Today we continue to wonder, with Job, where is God? Where is God in the midst of enormous challenges facing his creation and his ‘children’ throughout creation—even those we consider our ‘enemies’? And where is God in the challenges we face? ~dan
Still yourself long enough to hear the chimes. What do you hear?
One thing Job discovered in his desolation
I try to remind myself that we are never promised anything, and that what control we can exert is not over the events that befall us but how we address ourselves to them.
—Jeanne DuPrau in The Earth House and quoted by Word for the Day on Nov. 16, 2011.
What we can learn from Job in his desolation
Job, as an artfully crafted figure, is a representative of Israel’s faith as it is exhibited in daring, irreverent, subversive prayer. No doubt it can be debated whether Job’s utterances can count as prayer, for some of his speech is simply angered rumination not noticeably addressed to God. It is not for nothing that his name means “adversary,” for Job is in an urgent contestation with all parties—with God, with his friends, with his own moral code that he has trusted for so long, and with the abusive, violent way in which the world is ordered. Thus we may give Job our attention precisely because he refuses all the pious conventionalities and will speak from the core of his hurt and from his deep, unrestrained sense of not being taken seriously. His was indeed a cry from the heart. It happens, eventually, that his cry was heard by God. More than that, he receives an answer from God that by any conventional measure is no answer at all, for the God of the whirlwind refuses to be drawn into Job’s demanding calculations.

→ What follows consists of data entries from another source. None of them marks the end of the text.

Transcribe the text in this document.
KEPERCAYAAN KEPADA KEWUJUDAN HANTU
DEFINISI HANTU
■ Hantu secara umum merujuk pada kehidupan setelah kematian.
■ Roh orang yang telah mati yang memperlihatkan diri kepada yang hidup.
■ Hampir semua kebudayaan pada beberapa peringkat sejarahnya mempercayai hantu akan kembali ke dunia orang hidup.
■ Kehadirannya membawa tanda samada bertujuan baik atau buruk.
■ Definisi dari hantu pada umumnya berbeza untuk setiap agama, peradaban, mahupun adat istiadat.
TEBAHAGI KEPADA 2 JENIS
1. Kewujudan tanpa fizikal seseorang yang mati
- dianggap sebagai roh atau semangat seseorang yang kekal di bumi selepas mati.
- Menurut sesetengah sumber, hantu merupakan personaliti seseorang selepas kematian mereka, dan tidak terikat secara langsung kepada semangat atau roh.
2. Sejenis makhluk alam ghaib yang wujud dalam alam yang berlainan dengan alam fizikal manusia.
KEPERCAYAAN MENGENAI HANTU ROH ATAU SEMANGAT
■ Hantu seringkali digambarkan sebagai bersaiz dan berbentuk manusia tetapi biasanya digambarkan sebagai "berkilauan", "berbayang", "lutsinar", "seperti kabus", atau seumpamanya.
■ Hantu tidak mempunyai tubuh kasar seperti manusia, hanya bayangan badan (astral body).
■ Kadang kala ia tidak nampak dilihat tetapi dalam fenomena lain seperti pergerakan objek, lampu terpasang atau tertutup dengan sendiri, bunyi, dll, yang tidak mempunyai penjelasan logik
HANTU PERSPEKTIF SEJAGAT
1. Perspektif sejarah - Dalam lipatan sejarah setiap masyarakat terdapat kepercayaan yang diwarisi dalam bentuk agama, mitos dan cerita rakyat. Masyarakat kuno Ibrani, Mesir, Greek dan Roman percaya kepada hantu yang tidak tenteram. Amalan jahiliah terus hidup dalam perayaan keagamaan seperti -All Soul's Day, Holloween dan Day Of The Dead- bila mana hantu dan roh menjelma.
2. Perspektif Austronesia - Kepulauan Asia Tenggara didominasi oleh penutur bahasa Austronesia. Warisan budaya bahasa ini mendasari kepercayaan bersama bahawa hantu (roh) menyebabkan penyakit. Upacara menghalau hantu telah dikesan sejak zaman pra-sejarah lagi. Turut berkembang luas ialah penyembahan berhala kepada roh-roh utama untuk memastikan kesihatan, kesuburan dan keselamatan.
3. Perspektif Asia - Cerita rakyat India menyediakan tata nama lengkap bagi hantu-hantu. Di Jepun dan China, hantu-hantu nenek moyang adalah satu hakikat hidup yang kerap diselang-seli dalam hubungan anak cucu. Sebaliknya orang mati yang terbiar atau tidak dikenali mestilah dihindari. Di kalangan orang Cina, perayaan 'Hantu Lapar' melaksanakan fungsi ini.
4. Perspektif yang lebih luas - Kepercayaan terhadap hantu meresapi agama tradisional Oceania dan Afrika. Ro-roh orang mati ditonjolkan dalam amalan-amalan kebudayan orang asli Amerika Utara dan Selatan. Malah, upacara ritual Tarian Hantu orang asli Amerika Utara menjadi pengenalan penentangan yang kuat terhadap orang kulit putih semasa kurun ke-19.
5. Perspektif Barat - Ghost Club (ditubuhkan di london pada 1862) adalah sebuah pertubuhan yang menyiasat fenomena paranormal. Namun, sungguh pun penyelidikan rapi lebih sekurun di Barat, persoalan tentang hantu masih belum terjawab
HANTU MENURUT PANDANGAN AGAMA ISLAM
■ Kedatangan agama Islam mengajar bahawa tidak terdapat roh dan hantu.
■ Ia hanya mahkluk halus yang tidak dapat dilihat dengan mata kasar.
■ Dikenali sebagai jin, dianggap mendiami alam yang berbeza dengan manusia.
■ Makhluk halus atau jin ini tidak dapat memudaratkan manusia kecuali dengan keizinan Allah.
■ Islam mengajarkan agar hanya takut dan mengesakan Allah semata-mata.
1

Brueggemann, Walter (2010-11-05). Great Prayers of the Old Testament (p. 122). Westminster John Knox Press. Kindle Edition.
Another “Arrow Prayer”
Turn to me [Lord] and be gracious to me,
for I am lonely and afflicted. –Psalm 25:16 NIV
“Arrow Prayer” is a term used to describe a prayer which is offered quickly in the moment. Prayers of thanksgiving often come in the form of arrow prayers. Arrow prayers are also helpful in times of distress. “Help me, God!” “Holy one, watch over me.” “Walk with me Jesus, for I am afraid.” These arrow prayers are also prayers of praise and thanksgiving for they recognize God’s on-going presence in daily life.